BULELENG – Pelestarian dalam menjaga naskah kuno (lontar) terus digencarkan oleh pemerintah daerah melalui Dinas Arsip dan Perpustakaan Daerah (DAPD) Kabupaten Buleleng. Sebagai institusi yang mengemban tugas dalam pelestarian tersebut, DAPD Buleleng melakukan upaya konkret demi terjaganya kelestarian dan nilai-nilai kebudayaan dengan melakukan preservasi pada naskah kuno.

Kepala DAPD Kabupaten Buleleng, Made Era Oktarini, dikonfirmasi di sela-sela kegiatan saat menerima kunjungan dari Kepala Pusat Preservasi dan Alih Media Bahan Perpustakaan di Kantor Perbekel Desa Bila Kecamatan Kubutambahan, Selasa (5/12/2023), mengatakan, peran DAPD Buleleng dalam pelestarian naskah kuno ini adalah untuk menjembatani atau memfasilitasi dengan Perpustakaan Nasional tentang bagaimana cara melakukan preservasi dalam pelestarian naskah kuno yang ada di Buleleng agar selalu terjaga.

Kadis Era mengakui bahwa saat ini data yang dimiliki DAPD terkait naskah kuno yang ada di Buleleng belum maksimal. Untuk itu di tahun mendatang pihaknya akan berupaya dalam mendata kepemilikannya dengan by name by address. “Kita pastikan kepemilikannya bukan untuk pemerintah, melainkan tujuannya untuk pelestarian dan informasinya terjaga,” sambungnya.

Tentunya bukan perkara yang mudah menjelaskan kepada masyarakat, harus dilakukan pendekatan persuasif bahwa pemerintah tidak akan mengambil alih kepemilikan naskah kuno yang ada di masyarakat, hanya saja ingin mendata dan melakukan preservasi agar kelestariannya bisa terjaga.

“Karena banyak sekali kita temui di lapangan naskah kuno yang disakralkan, ya tentu kita harus minta ijin terlebih dahulu melalui pendekatan kepada masyarakat. Jika sudah diperbolehkan baru kita lakukan tindak lanjutnya,” ucapnya.

Melalui kegiatan seperti ini, Kadis Era berharap, naskah kuno yang ada di Buleleng bisa terjaga keutuhannya secara fisik, karena tentunya setiap naskah kuno memiliki cerita tersendiri yang harus dijaga kelestariannya.

Senada dengan Kadis Era, Kepala Pusat Preservasi dan Alih Media Bahan Perpurnas RI Made Ayu Wirawati mengungkapkan bahwa Perpurnas RI hadir untuk menyelamatkan naskah kuno yang ada di masing-masing daerah sesuai amanat Undang-Undang Nomor 43 Tahun 2017 terkait bagaimana peran perpustakaan dalam menyelamatkan melalui digitalisasi tentang naskah kuno di Buleleng.

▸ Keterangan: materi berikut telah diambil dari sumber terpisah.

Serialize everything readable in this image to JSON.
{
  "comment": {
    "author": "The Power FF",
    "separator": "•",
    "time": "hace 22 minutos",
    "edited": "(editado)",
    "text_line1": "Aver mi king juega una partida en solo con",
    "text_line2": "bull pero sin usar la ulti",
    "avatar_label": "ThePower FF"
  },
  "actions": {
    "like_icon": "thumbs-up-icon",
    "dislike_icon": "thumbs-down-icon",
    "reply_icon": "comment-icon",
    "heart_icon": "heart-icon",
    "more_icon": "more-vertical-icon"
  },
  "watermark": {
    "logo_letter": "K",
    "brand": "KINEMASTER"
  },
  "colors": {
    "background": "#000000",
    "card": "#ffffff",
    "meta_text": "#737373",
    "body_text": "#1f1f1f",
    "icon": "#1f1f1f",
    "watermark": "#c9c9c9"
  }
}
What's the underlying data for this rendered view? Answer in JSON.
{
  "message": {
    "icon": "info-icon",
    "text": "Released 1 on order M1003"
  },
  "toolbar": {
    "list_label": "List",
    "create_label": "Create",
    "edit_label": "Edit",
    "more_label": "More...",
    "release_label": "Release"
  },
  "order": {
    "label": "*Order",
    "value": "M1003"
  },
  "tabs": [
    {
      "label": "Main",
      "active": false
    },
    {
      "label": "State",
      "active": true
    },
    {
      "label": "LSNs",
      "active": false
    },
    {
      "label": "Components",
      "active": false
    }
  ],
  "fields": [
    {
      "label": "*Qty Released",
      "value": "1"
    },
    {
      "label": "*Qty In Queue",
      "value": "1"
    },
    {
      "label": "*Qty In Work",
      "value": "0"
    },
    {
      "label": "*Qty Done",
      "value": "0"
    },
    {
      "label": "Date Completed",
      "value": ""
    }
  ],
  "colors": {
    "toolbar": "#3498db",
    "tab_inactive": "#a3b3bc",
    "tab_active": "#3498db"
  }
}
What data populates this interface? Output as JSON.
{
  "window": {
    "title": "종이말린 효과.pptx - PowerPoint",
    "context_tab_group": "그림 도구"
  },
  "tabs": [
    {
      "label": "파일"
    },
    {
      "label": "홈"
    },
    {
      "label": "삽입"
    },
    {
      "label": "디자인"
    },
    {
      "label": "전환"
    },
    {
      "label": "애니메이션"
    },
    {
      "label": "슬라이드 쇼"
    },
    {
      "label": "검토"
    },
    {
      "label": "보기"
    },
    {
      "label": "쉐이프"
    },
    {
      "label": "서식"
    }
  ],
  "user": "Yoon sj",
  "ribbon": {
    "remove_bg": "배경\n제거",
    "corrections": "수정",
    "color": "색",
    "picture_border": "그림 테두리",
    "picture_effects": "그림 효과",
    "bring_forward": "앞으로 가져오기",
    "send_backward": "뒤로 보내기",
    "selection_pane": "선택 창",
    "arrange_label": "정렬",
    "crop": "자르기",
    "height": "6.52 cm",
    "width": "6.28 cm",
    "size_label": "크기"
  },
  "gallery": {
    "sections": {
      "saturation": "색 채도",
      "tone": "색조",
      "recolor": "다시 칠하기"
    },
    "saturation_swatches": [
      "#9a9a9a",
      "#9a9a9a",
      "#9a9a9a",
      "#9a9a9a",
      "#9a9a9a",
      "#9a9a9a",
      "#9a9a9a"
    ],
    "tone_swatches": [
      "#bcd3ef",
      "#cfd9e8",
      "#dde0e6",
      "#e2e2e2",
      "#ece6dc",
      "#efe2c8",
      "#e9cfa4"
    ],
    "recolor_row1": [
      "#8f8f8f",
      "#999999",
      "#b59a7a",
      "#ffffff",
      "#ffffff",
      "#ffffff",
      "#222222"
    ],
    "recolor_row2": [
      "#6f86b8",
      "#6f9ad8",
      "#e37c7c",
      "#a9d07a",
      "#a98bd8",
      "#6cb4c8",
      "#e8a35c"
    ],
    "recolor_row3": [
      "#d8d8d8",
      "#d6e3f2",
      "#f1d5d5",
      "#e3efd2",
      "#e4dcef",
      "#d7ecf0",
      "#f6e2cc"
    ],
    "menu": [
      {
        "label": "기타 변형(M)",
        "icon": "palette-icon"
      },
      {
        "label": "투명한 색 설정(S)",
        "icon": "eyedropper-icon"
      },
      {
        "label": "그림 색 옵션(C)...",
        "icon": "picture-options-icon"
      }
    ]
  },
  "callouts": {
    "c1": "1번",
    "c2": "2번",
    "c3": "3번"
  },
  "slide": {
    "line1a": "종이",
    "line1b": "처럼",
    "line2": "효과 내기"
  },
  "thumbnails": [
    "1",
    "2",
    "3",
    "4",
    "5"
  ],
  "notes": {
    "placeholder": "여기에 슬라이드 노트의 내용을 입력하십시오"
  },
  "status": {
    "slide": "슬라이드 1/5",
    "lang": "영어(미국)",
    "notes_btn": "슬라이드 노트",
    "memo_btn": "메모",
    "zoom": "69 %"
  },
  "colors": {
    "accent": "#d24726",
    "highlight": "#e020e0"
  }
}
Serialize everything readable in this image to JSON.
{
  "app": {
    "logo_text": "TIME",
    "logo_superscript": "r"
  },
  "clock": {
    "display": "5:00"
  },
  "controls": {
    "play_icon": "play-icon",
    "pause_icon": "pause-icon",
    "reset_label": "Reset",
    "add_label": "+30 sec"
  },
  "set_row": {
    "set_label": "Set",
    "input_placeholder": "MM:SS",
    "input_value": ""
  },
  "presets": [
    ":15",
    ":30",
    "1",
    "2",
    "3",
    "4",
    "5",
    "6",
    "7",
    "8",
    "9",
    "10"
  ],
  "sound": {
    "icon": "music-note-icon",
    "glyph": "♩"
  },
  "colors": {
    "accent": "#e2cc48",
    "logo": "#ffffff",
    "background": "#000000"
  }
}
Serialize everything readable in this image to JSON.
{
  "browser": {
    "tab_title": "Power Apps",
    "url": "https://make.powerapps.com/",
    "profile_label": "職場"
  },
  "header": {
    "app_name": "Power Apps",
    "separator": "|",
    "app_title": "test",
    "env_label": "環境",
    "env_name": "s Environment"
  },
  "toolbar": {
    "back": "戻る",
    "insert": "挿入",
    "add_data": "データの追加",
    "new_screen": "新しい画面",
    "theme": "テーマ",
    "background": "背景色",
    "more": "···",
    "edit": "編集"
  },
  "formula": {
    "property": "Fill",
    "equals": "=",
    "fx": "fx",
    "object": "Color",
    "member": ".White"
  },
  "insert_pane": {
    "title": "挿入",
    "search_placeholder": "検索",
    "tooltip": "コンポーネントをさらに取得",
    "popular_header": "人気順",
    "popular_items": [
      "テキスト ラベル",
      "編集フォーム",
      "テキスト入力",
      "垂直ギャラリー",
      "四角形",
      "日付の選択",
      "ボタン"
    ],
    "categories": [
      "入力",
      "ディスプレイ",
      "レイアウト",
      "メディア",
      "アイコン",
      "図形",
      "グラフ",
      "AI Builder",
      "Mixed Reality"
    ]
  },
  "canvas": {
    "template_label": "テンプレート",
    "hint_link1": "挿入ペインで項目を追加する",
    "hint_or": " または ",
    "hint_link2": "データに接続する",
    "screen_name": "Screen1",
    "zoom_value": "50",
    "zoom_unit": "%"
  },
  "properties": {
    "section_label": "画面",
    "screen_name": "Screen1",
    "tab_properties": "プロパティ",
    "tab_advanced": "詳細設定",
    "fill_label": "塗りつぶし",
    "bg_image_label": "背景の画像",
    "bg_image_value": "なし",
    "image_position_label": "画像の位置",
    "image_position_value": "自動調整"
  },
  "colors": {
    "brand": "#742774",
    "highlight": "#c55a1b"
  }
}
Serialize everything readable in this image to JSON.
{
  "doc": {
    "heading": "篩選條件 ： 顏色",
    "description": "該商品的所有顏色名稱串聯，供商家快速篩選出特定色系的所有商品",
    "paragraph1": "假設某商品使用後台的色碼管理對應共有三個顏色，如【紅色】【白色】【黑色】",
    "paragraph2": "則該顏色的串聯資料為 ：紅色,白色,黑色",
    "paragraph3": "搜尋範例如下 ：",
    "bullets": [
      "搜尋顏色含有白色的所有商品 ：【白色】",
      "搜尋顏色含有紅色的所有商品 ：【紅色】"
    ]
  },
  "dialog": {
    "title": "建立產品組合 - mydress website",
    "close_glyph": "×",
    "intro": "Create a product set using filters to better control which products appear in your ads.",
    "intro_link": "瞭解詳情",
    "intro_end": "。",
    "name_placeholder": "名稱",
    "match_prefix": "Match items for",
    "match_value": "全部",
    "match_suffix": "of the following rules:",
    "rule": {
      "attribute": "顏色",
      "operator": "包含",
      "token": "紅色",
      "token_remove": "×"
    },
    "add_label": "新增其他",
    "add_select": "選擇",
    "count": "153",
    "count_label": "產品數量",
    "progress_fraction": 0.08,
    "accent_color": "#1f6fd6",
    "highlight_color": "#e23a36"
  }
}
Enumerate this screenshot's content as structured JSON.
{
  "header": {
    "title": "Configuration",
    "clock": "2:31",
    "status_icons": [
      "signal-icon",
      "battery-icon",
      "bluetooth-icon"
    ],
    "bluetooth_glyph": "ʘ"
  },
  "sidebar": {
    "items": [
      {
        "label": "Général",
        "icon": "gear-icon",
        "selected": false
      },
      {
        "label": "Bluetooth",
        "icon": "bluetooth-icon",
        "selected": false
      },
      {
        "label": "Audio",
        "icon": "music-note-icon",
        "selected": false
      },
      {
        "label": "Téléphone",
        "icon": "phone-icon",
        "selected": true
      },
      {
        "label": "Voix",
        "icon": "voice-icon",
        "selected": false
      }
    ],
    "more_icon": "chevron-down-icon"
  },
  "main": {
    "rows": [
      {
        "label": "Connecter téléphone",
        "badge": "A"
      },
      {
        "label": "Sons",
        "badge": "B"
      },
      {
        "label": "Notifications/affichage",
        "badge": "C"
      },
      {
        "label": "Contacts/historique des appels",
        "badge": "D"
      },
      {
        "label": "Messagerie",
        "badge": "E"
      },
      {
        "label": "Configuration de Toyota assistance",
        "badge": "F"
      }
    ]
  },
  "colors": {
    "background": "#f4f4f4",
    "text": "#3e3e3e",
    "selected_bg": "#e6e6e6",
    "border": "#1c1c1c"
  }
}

“Jadi, kami bukan mengambil. Melainkan menyelamatkan dengan cara mendata dan mendigitalisasikan naskah yang ada agar tersimpan di arsip pusat, daerah hingga warga untuk nantinya bisa mengakses kapanpun,” tegasnya.

Dijelaskan bahwa saat ini dari total 82.153 naskah kuno yang ada di pelosok Nusantara, baru 25% sudah diselamatkan. Jadi, pihaknya menekankan pentingnya koordinasi dan kerjasama antara Perpurnas pusat dan daerah agar naskah kuno bisa diselamatkan.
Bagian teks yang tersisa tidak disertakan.